Final demand

Utility function

Final consumption is modelled in each region through a representative agent, whose utility function is intratemporal. A fixed share of the regional income is allocated to savings, the rest is used to purchase final consumption goods. The saving rate follow projections by EconMap.

Government and final consumers are modelled with the same demand function and aggregated in a single regional representative agent. This agent therefore both pays and earns taxes, and no public budget constraint has to be taken into account explicitly: this constraint is implicit to meeting the representative agent's budget constraint. Unless otherwise indicated (modelling a distorsive replacement tax does not raise any technical problem), this implicitly assumes that any decrease in tax revenues (for example as a consequence of a trade liberalisation) is compensated by a non-distorsive replacement tax. However, the magnitude of the tax revenue losses is an interesting information, provided in standard result tables.
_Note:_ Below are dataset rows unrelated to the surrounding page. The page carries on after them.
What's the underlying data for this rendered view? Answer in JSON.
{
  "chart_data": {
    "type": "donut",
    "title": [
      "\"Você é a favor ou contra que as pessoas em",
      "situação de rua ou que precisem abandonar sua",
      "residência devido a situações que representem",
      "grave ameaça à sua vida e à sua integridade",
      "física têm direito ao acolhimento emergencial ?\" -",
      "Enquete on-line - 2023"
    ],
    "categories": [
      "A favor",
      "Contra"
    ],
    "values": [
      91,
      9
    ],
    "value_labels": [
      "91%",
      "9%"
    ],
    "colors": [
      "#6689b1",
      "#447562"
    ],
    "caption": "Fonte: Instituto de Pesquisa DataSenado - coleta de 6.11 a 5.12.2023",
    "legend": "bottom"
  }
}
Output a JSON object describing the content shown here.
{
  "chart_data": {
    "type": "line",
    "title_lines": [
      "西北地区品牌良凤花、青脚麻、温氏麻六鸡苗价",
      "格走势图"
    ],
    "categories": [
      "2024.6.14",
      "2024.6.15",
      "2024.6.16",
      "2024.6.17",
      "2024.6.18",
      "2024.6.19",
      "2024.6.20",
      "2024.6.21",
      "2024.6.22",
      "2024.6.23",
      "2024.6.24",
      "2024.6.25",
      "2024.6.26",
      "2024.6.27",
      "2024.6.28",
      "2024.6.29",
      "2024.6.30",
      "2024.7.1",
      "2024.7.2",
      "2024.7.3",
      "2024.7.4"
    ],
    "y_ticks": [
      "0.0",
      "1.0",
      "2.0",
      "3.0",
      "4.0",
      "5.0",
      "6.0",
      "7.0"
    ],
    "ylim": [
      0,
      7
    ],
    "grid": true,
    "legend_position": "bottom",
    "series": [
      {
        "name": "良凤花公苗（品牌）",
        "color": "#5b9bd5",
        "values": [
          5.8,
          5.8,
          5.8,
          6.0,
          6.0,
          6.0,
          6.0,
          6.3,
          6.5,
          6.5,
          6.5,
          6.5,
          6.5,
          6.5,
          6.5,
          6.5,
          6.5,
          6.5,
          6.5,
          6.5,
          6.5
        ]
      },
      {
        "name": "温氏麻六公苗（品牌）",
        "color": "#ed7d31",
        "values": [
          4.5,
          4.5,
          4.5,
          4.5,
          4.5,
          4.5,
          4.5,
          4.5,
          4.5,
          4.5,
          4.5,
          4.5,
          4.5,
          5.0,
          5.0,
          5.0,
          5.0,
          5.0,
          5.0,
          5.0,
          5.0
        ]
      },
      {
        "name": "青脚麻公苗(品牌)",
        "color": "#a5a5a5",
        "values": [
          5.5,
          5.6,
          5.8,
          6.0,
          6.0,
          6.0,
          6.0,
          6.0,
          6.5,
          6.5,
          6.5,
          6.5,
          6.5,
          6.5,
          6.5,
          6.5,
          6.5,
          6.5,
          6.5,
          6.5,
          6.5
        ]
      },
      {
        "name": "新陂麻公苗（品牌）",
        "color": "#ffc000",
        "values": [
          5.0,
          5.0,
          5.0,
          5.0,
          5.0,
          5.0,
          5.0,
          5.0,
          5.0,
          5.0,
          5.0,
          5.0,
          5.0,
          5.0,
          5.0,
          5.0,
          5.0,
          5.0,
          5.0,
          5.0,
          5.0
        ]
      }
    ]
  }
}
Utility parameters (minimal consumption level, elasticity of substitution) are calibrated using USDA Commodity and Food Elasticities. LES-CES can only accommodate positive income elasticities, so we change all negative income elasticities to a very low value, namely 0.025.

Calibration procedure

All the parameters are calibrated at the same time within an optimization procedure. It consists in minimizing the discrepancies between target and calibrated own-price elasticities subject to the respect of the initial consumption and the income elasticities. The calibration must be done on the consumption per capita. There are usually several solution that minimise the objective (same final own-price elasticities, but different set of parameters), so the initial values matter a lot for the calibration. These multiple solutions correspond to the same initial behavior but to different behavior after a change in prices or income.

The calibration follows for each country the program $$\min_{\sigma_{i},0\le\bar{c}_{i}\le C_{i}^{t},\alpha_{i}} \sum_{i} \frac{P_{i} C_{i}^{t}}{I}\left(e_{ii}-e_{ii}^{t}\right)^{2}$$ Subject to $$ \begin{gather} C_{i}^{t}=Pop_{i}\left(\bar{c}_{i}+\frac{\alpha_{i}\left(I-\gamma\right)}{Pop_{i} P}\left(\frac{P}{P_{i}}\right)^{\sigma_{i}}\right)\\ \eta_{i}^{t} = \frac{\alpha_iI}{P_iC_i^{t}}\left(\frac{P}{P_i}\right)^{\sigma_{i}-1}\\ e_{ii}=-\frac{\alpha_i}{C_i^{t}}\left(\frac{P}{P_i}\right)^{\left(\sigma_{i}-1\right)}\left(C_i^{t}+\sigma_{i}\left(\bar{c}_i-C_i^{t}+\frac{I-\gamma}{P_i}\right)\right) \end{gather} $$ with $e_{ii}^{t}$, $\eta_{i}^{t}$ and $C_{i}^{t}$ the target uncompensated own-price elasticity (this is only for illustration, we use the type of own-price elasticity corresponding to the elasticities sources), the target income elasticity and the target consumption level (from the GTAP database). The parameters are calibrated in consumption per capita.